On the technical side of things, the graphics are generally decent, but the weakness lies with the lighting, as quite often there is way too much ‘bloom’, making the light far too soft and bright. I often wonder what was going through a developers mind when they do things like that; they obviously thought it all looked good themselves. Personally I think that the lighting effects have spoiled the game graphics, and distracted from the bits that do look good. The lighting does look good sometimes, though, and combined with a look and feel that occasionally emulates Sci-Fi classics such as Blade Runner, the game can be a pleasure to look at. Just make sure you use sunglasses.
Sound wise, the game is also decent enough, but there aren’t any stand-out ambient tunes to be found, so just expect your usual sci-fi themed backing. Voice acting is average overall, but with the added celebrity of a Hollywood B-Lister, Rosario Dawson, and a Scottish actor called Brian Cox (not the constantly grinning particle physicist of the same name!)
Syndicate is a solid enough game, and I did enjoy playing it, but there isn’t anything that really stands out to make it a great game. It has got its own unique style of course, but nothing that is distinct enough to make it much different to play than most other shooters. There are elements, such as the augmentations and journals lying around everywhere that a game like Deus Ex used, but there is none of the depth or strength to the story or game-play which that game has. It is also quite short too, with me finishing the game in around eight hours, but that seems to be around the norm for a lot of shooters these days.
I was also a little bit annoyed by how difficult the final ‘boss’ battle of the game was, since it seemed to involve an intricate process of defeating a group of enemies in a particular order and within a certain time frame, otherwise their health was reset, and you’d have to restart the battle all over again effectively. There was plenty of ammunition lying about, but trying to figure out what exactly I had to do required a trip to the Interwebs.

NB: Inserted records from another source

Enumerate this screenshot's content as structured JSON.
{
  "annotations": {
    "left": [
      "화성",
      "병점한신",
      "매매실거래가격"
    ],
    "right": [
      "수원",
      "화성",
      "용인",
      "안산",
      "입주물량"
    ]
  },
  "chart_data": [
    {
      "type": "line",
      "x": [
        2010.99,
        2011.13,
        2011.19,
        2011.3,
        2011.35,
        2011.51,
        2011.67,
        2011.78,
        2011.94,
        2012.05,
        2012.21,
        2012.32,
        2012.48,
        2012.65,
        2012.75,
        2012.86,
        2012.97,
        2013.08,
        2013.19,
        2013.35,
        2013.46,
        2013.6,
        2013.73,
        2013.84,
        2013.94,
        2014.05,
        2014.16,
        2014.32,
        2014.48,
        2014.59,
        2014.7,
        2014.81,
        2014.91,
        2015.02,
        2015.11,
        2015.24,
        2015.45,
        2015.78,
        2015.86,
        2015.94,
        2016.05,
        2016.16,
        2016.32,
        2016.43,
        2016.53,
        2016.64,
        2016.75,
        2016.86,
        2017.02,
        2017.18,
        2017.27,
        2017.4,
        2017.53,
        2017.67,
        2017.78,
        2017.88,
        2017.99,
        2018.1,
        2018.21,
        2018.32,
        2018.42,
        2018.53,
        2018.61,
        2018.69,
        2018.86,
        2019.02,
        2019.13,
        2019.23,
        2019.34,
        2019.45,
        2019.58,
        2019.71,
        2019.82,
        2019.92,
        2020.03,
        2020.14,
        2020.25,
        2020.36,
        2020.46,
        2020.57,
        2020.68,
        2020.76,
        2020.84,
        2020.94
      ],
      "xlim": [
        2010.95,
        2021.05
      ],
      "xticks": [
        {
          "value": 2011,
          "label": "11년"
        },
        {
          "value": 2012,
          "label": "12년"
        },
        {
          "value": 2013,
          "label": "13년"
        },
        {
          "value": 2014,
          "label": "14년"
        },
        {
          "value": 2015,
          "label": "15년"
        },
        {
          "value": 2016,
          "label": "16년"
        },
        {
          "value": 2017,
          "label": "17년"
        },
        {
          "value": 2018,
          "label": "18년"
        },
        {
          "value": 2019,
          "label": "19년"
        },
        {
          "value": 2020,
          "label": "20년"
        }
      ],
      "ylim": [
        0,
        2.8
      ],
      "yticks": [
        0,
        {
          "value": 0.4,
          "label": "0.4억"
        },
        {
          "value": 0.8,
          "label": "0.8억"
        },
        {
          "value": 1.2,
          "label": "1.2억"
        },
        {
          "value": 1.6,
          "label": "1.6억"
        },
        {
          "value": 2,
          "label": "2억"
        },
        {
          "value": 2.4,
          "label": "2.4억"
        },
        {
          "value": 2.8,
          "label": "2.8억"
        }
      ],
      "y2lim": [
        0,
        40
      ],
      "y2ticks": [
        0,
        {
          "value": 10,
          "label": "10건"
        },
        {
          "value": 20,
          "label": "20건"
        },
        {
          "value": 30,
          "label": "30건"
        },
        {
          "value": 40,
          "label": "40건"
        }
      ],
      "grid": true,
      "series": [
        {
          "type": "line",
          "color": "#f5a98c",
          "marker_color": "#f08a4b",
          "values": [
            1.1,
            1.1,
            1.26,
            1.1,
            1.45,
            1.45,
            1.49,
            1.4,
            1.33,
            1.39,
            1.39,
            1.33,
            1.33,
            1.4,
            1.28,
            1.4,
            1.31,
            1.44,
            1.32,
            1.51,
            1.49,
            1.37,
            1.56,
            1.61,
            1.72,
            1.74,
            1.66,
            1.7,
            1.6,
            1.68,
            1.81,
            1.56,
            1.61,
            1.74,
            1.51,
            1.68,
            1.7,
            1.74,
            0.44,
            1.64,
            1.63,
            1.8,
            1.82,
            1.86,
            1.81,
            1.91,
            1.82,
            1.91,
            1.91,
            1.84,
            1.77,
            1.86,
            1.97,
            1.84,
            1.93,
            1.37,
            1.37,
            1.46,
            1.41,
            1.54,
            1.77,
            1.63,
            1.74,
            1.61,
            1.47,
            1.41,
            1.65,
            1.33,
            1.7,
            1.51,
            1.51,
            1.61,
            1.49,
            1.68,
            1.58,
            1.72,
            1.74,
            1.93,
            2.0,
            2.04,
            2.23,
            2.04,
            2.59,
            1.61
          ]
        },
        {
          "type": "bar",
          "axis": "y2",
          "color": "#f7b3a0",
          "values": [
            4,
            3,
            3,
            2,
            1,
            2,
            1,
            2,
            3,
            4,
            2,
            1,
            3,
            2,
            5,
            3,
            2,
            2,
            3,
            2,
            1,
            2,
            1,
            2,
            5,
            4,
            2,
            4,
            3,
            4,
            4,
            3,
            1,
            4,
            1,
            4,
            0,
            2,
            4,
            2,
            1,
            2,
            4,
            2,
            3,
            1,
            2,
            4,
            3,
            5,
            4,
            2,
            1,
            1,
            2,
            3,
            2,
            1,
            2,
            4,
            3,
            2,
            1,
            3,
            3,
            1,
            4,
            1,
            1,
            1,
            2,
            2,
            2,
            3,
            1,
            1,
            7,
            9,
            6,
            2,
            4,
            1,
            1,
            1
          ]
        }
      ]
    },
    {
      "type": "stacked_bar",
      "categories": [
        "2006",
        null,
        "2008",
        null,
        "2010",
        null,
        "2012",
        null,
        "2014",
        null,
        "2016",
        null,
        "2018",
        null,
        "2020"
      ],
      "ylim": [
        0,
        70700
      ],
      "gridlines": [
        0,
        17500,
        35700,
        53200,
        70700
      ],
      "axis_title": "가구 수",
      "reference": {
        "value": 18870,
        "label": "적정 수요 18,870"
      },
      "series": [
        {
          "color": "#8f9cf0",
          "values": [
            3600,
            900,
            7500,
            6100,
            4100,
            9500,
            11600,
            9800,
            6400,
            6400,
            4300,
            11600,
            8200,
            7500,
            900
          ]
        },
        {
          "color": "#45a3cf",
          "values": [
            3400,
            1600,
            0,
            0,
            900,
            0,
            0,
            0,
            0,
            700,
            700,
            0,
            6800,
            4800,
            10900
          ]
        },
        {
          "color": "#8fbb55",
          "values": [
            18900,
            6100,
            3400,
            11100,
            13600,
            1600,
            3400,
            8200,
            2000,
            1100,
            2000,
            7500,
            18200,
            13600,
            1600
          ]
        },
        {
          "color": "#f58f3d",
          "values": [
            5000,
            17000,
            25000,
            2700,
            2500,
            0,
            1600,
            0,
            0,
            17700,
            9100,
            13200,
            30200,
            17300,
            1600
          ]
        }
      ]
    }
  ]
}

On the plus side, the plot/story central to the game, and the game world in general, is far better than other budget games that I have picked up recently though – games such as Red Faction: Armageddon, Warhammer 40,000: Space Marine and Hard Reset spring to mind. So I have to take that into account when giving my arbitrary score.
Save System Review: Checkpoint saves are used, but they are generally well spaced, so shouldn't give you too much hassle.